Microsoft has unveiled [1] a new app called HelpBridge, which it claims will help people connect with those that matter most to them during a natural disaster.

The app, which is available on Windows Phone, Android and iOS is based on Windows Azure and has two basic settings. The first allows you to let your friends and loved ones know you’re okay during a natural disaster via an SMS, email or a message to your Facebook wall. The second meanwhile uses the same avenues to let people know you need help.

HelpBridge reportedly enables you to build a list of people who you would want to contact in an emergency. “With one swipe you can let all those people know if you’re OK or if you need help via SMS, email and/or Facebook,” says Microsoft. The alert can also optionally provide your exact location via your phone’s GPS capabilities.

Microsoft has also built facilities in the app that provide people with ways to help out in the aftermath of natural disasters by volunteering and donating goods and money.

“When disasters occur, the first thing people who were impacted want to do is to reach friends and family,” said James Rooney, program manager for Microsoft Citizenship’s Technology for Good program, in a statement [2].

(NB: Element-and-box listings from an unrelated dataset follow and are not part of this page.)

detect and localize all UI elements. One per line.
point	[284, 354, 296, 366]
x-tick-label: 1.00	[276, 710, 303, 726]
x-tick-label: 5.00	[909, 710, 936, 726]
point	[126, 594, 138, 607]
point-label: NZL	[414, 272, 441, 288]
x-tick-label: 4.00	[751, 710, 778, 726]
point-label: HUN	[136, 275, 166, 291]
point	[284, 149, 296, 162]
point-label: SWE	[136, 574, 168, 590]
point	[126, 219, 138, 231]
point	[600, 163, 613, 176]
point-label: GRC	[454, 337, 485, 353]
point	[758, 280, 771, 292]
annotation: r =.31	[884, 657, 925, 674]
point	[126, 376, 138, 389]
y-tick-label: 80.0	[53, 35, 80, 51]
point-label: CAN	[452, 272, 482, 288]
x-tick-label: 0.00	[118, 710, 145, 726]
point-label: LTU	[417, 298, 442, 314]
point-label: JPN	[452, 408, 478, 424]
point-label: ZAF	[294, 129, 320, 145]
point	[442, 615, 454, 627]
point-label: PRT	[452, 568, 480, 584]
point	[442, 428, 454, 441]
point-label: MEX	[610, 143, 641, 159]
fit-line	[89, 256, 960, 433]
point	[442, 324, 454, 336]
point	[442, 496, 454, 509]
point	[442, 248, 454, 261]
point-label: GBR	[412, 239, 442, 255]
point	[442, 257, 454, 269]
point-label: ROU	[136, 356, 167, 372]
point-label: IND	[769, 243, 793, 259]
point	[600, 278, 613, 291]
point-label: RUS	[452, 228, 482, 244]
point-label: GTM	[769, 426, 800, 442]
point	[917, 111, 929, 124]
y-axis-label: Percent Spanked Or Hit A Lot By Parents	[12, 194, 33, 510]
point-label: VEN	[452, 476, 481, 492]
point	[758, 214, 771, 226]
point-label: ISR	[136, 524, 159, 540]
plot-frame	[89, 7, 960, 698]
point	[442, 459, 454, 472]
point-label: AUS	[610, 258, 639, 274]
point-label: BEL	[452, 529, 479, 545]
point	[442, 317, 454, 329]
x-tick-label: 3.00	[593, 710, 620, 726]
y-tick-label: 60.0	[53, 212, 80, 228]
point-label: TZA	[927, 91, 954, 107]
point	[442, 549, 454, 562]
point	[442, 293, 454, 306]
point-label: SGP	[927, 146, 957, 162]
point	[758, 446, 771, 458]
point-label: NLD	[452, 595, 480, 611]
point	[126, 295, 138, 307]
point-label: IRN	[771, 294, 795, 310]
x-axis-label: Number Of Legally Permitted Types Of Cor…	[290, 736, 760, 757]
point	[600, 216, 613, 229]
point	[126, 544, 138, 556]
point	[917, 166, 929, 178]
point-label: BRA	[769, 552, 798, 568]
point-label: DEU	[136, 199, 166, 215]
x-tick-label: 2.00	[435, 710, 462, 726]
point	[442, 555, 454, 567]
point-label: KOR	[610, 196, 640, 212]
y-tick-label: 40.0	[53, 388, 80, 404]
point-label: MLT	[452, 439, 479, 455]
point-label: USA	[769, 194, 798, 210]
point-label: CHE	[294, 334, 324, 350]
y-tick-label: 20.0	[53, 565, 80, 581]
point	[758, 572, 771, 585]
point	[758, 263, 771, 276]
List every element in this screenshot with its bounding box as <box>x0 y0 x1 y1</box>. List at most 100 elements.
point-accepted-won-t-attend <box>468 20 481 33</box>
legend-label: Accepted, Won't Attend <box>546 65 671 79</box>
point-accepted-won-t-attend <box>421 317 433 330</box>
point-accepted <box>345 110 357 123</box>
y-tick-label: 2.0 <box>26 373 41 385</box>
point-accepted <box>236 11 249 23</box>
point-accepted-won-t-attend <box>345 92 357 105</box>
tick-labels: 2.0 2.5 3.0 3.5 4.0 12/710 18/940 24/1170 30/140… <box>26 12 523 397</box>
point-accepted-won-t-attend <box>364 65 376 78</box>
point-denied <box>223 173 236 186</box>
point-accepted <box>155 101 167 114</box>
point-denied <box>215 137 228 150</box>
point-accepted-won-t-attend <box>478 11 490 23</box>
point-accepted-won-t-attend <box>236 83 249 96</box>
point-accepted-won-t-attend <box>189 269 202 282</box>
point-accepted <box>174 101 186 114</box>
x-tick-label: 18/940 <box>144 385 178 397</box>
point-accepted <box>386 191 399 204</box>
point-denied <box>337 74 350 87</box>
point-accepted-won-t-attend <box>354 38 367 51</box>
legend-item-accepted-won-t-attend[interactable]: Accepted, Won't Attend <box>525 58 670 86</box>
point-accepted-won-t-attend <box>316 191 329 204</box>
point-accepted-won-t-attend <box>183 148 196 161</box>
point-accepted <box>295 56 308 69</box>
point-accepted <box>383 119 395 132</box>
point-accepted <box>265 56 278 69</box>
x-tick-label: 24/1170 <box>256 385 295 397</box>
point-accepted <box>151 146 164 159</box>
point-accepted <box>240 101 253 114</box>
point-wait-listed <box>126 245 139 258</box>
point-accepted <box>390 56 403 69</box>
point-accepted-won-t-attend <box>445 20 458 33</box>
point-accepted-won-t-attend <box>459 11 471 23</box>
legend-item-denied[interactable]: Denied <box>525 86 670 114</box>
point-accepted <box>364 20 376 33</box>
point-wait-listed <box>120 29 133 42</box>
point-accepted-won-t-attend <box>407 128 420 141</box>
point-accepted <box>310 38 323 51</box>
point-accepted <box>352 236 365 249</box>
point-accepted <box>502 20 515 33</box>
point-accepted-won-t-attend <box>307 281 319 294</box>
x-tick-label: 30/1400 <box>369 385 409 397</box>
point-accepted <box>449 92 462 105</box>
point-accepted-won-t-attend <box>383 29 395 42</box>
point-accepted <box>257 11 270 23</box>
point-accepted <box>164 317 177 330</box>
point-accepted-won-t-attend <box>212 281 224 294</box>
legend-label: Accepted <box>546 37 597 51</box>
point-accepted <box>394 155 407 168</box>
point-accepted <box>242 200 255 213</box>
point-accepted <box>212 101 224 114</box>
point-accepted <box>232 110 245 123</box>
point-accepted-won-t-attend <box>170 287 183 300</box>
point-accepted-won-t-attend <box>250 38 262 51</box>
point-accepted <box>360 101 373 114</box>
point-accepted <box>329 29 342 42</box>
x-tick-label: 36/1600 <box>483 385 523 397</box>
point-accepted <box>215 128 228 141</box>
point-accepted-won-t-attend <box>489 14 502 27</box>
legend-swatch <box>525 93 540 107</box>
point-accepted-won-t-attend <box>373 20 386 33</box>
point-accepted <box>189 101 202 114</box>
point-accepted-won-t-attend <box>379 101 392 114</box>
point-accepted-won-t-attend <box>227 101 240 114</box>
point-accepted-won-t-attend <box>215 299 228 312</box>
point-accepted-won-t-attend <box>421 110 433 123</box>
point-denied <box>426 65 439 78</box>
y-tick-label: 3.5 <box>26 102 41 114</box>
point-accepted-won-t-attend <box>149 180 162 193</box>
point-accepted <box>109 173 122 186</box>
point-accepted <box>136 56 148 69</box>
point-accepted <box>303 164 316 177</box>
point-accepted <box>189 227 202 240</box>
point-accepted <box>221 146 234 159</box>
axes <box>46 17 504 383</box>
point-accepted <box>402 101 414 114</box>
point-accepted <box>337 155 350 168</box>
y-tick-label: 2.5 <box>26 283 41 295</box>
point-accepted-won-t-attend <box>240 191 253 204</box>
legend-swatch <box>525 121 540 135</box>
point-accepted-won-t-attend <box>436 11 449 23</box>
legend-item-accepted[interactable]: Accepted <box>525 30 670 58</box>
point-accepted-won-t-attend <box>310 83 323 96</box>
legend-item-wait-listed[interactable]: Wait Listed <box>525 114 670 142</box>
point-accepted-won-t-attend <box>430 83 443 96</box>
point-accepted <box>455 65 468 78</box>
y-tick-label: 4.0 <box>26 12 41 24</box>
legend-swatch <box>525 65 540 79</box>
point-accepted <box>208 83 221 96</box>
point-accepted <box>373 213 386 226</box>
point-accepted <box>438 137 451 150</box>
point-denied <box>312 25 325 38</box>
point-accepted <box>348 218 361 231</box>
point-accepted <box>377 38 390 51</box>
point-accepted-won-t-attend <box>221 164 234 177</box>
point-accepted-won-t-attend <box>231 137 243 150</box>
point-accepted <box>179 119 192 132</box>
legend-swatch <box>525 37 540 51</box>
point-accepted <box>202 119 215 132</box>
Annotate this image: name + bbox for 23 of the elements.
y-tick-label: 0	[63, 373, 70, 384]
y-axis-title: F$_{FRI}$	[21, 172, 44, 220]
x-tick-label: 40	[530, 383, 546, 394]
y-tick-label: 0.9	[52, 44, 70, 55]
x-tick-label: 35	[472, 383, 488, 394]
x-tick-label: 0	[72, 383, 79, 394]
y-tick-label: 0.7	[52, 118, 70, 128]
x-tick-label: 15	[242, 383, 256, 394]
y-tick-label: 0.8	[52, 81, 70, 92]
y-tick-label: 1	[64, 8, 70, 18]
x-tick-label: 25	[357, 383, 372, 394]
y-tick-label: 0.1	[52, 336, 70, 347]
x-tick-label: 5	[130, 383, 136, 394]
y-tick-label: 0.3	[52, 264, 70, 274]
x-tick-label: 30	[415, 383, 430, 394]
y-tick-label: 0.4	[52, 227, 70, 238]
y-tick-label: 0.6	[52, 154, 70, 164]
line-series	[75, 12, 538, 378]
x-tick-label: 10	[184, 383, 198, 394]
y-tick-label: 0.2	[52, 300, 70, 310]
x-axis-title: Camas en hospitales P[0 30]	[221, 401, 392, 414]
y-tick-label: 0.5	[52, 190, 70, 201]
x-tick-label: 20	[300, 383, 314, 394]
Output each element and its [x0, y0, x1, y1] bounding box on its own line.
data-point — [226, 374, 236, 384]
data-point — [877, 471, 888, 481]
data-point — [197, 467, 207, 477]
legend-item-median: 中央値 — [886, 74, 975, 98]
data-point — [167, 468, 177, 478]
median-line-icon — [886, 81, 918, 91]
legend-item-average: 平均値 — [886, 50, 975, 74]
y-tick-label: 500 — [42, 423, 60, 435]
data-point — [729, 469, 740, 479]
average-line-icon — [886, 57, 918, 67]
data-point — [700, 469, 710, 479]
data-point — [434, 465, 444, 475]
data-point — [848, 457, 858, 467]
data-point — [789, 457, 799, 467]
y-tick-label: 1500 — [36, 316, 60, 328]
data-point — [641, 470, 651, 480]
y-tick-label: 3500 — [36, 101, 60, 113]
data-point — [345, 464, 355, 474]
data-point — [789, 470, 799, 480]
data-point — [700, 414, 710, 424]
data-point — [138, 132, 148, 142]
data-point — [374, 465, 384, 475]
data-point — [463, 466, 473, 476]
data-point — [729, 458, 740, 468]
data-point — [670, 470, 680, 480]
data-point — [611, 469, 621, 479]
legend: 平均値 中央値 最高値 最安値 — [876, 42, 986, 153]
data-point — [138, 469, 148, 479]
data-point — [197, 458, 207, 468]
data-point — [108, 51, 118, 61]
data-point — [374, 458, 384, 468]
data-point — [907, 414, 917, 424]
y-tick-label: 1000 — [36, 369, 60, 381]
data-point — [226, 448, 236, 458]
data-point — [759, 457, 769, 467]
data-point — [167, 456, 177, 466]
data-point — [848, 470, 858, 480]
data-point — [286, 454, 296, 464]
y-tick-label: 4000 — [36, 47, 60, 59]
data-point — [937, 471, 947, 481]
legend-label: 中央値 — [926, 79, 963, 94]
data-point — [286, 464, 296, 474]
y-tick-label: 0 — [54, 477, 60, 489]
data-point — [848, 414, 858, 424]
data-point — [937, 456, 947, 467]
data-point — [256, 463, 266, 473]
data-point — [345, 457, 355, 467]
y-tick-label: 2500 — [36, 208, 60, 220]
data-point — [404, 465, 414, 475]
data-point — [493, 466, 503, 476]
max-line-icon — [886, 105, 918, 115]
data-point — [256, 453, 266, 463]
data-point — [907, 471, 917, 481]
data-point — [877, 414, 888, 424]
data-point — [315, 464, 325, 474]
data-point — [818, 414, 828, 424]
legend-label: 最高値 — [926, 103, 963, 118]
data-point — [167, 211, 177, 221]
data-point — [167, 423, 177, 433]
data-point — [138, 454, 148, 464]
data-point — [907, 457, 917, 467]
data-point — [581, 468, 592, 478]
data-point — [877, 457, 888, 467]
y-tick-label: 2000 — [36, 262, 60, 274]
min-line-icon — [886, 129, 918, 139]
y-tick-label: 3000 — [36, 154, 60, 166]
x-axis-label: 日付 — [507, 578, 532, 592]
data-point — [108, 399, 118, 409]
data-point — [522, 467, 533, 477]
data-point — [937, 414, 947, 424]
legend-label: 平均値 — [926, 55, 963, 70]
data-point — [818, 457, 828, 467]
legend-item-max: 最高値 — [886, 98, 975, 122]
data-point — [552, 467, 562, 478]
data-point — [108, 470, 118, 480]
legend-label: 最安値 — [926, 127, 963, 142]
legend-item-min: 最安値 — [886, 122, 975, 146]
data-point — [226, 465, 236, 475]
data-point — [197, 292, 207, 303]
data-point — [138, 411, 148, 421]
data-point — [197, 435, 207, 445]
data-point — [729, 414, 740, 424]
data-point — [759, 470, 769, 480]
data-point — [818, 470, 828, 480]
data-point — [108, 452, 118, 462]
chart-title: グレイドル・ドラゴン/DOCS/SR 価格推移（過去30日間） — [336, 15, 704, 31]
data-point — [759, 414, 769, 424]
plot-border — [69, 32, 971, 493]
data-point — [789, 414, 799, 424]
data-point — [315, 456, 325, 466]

Although the app is currently only available in the US, Microsoft hopes that it will eventually be able to spread its us around the globe. Rooney says the company was inspired by how technology sprung up as a means of help people connect with friends, family and relief efforts during natural disasters such as those that hit Haiti and Japan. He noted however that "those technologies tended to be built quickly, were specific to the disaster region, and became obsolete in the weeks and months after a disaster".

HelpBridge, he says, is designed to be "disaster agnostic" and, as is the case with most large-scale apps, will be updated as time goes along.

Obviously the ideal is to set up the app long before a disaster hits. “When disaster strikes, you don’t want to be fumbling with your phone and trying to find your mom’s number,” says Rooney. “Spending a little time now can pay off in spades.”